From: Ard Biesheuvel <ard.biesheuvel@linaro.org>
To: aaron.young@oracle.com, Leif Lindholm <leif.lindholm@linaro.org>
Cc: Laszlo Ersek <lersek@redhat.com>,
"edk2-devel@lists.01.org" <edk2-devel@lists.01.org>,
Brijesh Singh <brijesh.singh@amd.com>
Subject: Re: Regression with PXE boot on OvmfPkg/VirtioNetDxe driver on aarch64 system
Date: Wed, 3 Oct 2018 19:35:09 +0200 [thread overview]
Message-ID: <CAKv+Gu87iumO0yTjEBNBY6ukZXkWwFN6beFmhMkwTmcwB7PWyw@mail.gmail.com> (raw)
In-Reply-To: <3b4a4980-42d0-51a0-eccd-ceba83b6c78f@oracle.com>
(+ Leif)
On 3 October 2018 at 18:56, <aaron.young@oracle.com> wrote:
>
> Hello,
>
> I have some more information on this issue that I wanted to share.
>
> The SNP client appears to be GRUB - i.e. the ASSERT() is asserted just
> after PXE code has loaded GRUB, presented the GRUB menu and a boot option is
> selected.
>
> And, I have confirmed that it, as predicted, attempts to call
> SNP->Transmit() twice with the same Buffer - without successfully reaping
> the Buffer via SNP->GetStatus() in between calls - thus tripping the
> ASSERT() in SnpSharedHelpers.c:VirtioNetMapTxBuf().
>
> This was quite easy to see since GRUB appears to use only a single Buffer
> for which to transmit packets a few bytes at a time. i.e. it just calls
> SNP->Transmit() and then calls SNP->GetStatus() over and over again with the
> same buffer to transmit its packets.
>
> From my debug, I can see it work successfully most of the time (i.e.
> SNP->Transmit() is called successfully with a corresponding subsequent call
> to SNP->GetStatus() which returns the Buffer). However, occasionally,
> SNP->GetStatus() will return TxBuf=NULL (indicating that the Buffer has not
> yet been transmitted).
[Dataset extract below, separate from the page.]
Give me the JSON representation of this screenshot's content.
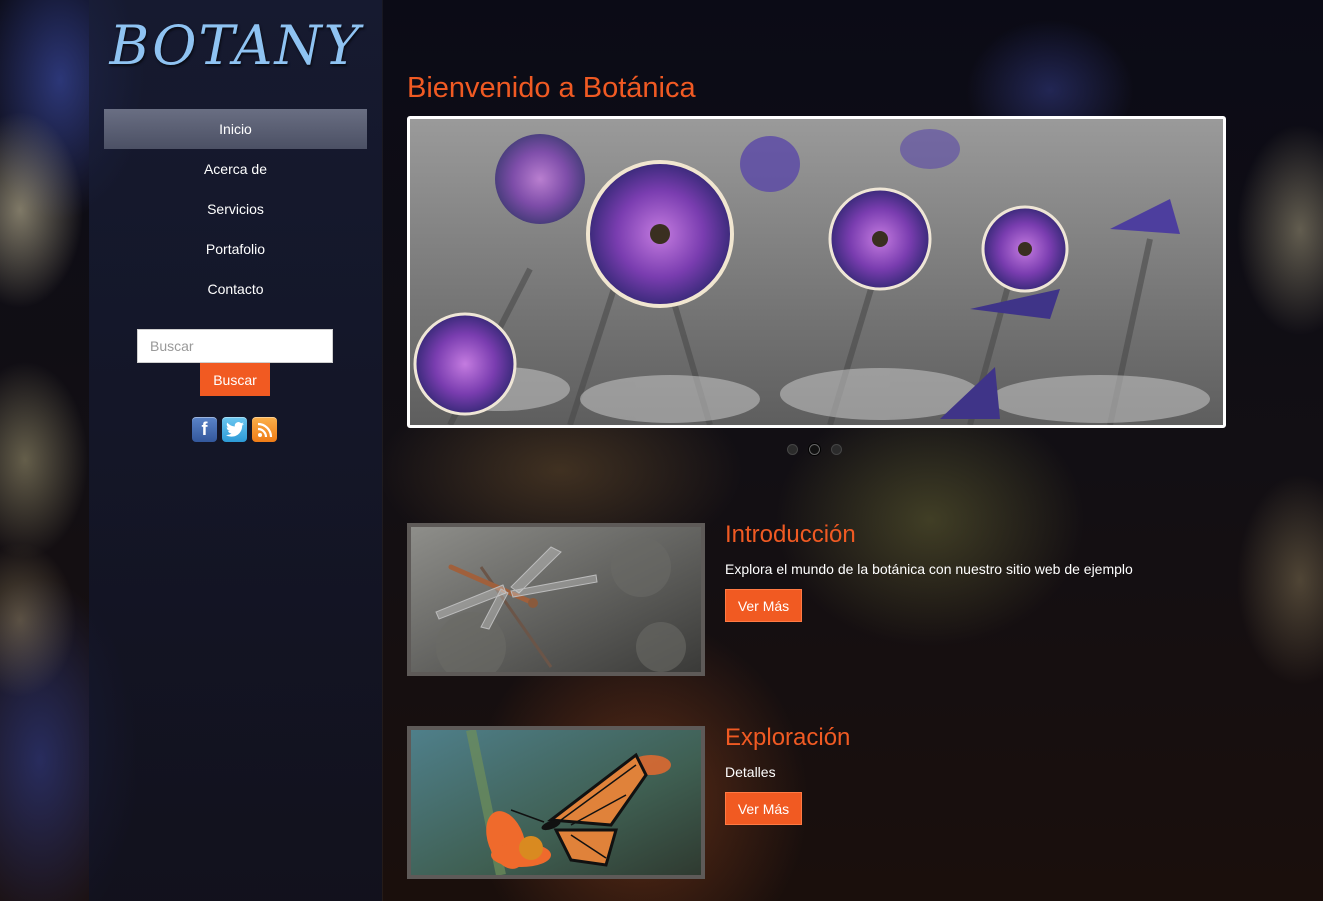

In this case, GRUB appears to attempt to call
> SNP->GetStatus() *twice* before giving up (possibly due to a timer which I
> can see in the GRUB code) and then attempts to transfer the Buffer again -
> resulting in the ASSERT().
>
> So, this explains the regression since the old code would allow the same
> Buffer to to be re-transmitted.
>
> As a quick test, I coded up a quick workaround in VirtioNetMapTxBuf() to
> walk through Dev->TxBufCollection to see if the Buffer is present - i.e. has
> already been transmitted (and not yet reaped via SNP->GetStatus()) - and if
> so, just return EFI_SUCCESS from VirtioNetTransmit(). This allowed the PXE
> boot/installation to succeed. I'm not advocating this as a solution, but is
> an interesting data point.
>
> Any suggestion where we go from here?
>
> Is there any way to make the code more tolerant of these re-transmissions
> (like the code was before)?
>
> I'm not confident that declaring GRUB as not spec compliant is the answer.
>
> Thanks,
>
> -Aaron
>
>
>
> On 08/31/18 06:17, Laszlo Ersek wrote:
>>
>> On 08/30/18 22:17, aaron.young@oracle.com wrote:
>>>
>>> We have encountered what we believe to be a regression in the
>>> OvmfPkg/VirtioNetDxe driver.
>>>
>>> This regression causes PXE boot to fail with the following ASSERT:
>>>
>>> ASSERT
>>>
>>> [VirtioNetDxe]/builddir/build/BUILD/ovmf-92d07e48907f/OvmfPkg/VirtioNetDxe/SnpSharedHelpers.c(184):
>>> ((BOOLEAN)(0==1))
>>>
>>> The failure was encountered on a aarch64/Armv8 system (Ampere server)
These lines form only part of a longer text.